J. Scott Applewhite/AP
Updated at 4:58 p.m. ET
A deeply divided Supreme Court doubled down on religious rights late Friday night, ruling that California can no longer continue with a ban on indoor church services put in place to fight to the coronavirus pandemic. But the court said that the state, for now, can keep in place restrictions on singing and chanting inside.
The two cases at the center of Friday’s ruling marked a test of how far states can go to safeguard public health before running afoul of constitutional protections for the free exercise of religion. In response to suits brought by the South Bay United Pentecostal Church in Chula Vista and the Harvest Rock Church in Pasadena, the court said California cannot bar in-person services altogether, but can limit attendance to 25% of capacity.
Last year the high court, by a 5-to-4 vote, upheld such bans in California and elsewhere. But with the arrival of new Justice Amy Coney Barrett in place of the late Justice Ruth Bader Ginsburg, the balance of power on the question switched, and this latest order is fresh evidence of the court’s willingness to second-guess both epidemiologists and elected officials who are fighting a once-in-a-century pandemic when it comes to questions of religious liberty.
The churches argued that California violated their religious rights when the state moved last year to place limits on attendance at in-person worship services based on COVID-19 infection rates. In the hardest-hit areas of the state, in-person services were put on hold completely. So too was singing and chanting inside, given that the coronavirus is not only more transmissible in enclosed spaces, but that singing releases tiny droplets that carry the virus through the air.
Though the conservative wing of the court prevailed decisively in the case Friday night, it was deeply split, with the conservative justices filing four separate opinions. In a concurring opinion, Chief Justice John Roberts wrote that federal courts owe “significant deference” to state officials when it comes to matters of public health, but he said such deference can only go so far.
“The State has concluded, for example, that singing indoors poses a heightened risk of transmitting COVID–19. I see no basis in this record for overriding that aspect of the state public health framework,” wrote Roberts. “At the same time, the State’s present determination — that the maximum number of adherents who can safely worship in the most cavernous cathedral is zero — appears to reflect not expertise or discretion, but instead insufficient appreciation or consideration of the interests at stake.”
The chief justice’s opinion marked a middle ground of sorts among the court’s conservatives. Justices Neil Gorsuch and Clarence Thomas said they would have lifted California’s restrictions in full. While acknowledging that the state has a “compelling interest” in reducing the spread of COVID-19, they said California had effectively given preferential treatment to “lucrative industries” such as the film industry, adding that the state had “openly imposed more stringent regulations on religious institutions than on many businesses.”
“If Hollywood may host a studio audience or film a singing competition while not a single soul may enter California’s churches, synagogues, and mosques, something has gone seriously awry,” they wrote in an opinion that was joined by Justice Samuel Alito.

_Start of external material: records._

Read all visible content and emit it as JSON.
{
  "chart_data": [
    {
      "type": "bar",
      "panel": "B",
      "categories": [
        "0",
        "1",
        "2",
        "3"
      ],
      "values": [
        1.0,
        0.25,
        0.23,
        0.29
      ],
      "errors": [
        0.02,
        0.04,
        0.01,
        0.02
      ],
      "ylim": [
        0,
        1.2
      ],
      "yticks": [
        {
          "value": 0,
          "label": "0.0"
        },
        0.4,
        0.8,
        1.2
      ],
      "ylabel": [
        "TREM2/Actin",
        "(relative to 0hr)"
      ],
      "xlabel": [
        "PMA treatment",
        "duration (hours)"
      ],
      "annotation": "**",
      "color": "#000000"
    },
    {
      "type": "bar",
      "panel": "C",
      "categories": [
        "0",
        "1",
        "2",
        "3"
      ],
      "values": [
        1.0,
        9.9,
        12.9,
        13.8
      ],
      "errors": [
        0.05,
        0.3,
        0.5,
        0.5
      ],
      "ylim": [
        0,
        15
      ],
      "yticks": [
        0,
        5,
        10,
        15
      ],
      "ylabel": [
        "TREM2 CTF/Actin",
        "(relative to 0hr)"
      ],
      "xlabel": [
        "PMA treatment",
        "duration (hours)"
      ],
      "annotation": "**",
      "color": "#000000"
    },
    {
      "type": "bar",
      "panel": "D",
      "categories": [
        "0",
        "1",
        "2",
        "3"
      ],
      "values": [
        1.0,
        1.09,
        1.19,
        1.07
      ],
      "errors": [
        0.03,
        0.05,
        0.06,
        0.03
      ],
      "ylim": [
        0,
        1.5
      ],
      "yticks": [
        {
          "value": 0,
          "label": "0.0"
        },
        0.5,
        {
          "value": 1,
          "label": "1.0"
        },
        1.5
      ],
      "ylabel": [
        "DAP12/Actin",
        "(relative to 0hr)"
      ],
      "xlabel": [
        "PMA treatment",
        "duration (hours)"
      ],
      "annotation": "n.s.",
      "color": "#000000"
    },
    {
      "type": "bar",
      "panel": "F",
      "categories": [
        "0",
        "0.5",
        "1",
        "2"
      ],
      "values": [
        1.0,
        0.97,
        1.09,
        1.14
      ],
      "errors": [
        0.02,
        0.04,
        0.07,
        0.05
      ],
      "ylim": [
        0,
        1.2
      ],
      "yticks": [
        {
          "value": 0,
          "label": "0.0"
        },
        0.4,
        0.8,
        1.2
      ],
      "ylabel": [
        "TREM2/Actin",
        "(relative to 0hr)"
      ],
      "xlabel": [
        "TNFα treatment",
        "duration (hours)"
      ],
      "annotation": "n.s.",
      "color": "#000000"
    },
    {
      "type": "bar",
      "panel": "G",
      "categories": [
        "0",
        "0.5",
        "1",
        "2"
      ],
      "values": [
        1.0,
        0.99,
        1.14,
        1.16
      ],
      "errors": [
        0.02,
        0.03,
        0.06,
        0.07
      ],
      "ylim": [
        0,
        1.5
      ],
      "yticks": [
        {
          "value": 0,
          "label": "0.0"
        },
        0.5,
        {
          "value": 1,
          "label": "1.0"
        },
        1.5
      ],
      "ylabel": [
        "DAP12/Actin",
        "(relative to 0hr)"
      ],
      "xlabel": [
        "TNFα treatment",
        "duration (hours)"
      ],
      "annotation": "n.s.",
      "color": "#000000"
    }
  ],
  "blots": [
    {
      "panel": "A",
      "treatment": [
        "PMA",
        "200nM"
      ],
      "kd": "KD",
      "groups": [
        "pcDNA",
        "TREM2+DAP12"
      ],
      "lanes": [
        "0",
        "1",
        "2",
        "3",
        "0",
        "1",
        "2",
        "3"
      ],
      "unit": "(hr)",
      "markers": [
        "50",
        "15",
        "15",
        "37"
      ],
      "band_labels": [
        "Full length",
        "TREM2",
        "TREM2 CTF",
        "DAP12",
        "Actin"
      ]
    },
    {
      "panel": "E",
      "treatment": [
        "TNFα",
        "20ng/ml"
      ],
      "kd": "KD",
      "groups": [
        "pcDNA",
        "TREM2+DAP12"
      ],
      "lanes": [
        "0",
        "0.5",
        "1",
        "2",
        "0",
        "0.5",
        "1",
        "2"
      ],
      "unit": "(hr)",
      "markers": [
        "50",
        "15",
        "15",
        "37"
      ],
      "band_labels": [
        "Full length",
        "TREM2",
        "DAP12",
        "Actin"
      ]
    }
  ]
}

Justice Amy Coney Barrett, in her first signed opinion since joining the court in October, focused on the state’s restrictions on singing and chanting. In an opinion joined by Justice Brett Kavanaugh, Barrett said that it was up to churches to demonstrate that they were entitled to relief from the singing ban, but that in this case, they had not. Still, she said, it remains unsettled as to whether the ban applies evenly across the board in California or if it favors certain sectors.
“Of course, if a chorister can sing in a Hollywood studio but not in her church, California’s regulations cannot be viewed as neutral,” Barrett said.
Justices Stephen Breyer, Sonia Sotomayor and Elena Kagan said they would have left California’s restrictions in place. In a stinging dissent for the three, Kagan noted that none of the justices is a scientist, and she accused the majority of substituting its own judgment for the epidemiologists and elected officials who are “desperately trying to slow the spread of a deadly disease.” Kagan disputed the notion that the state is somehow treating religious institutions worse than secular entities. The only secular conduct the state treats better, she said, “is the kind that its experts have found does not imperil” the battle against the pandemic.
“I cannot imagine that any of us [on the court] has delved into the scientific research on how COVID spreads, or studied the strategies for containing it,” she said. “So it is alarming that the court second guesses the judgments of expert officials and displaces their conclusions with its own. … In the worst public health crisis in a century, this foray into armchair epidemiology cannot end well.”
Friday’s orders seemed to further cement a shift in the court’s view on the issue following the death of Justice Ruth Bader Ginsburg. Twice before Ginsburg’s death in September, the court voted 5-4 to allow restrictions on attendance at church services put in place by California and Nevada, with Chief Justice Roberts joining the court’s liberal members in both cases. In November, with Barrett on the court, the justices ruled 5-4 to block New York from enforcing strict limits on attendance limits on places of worship in coronavirus hot spots.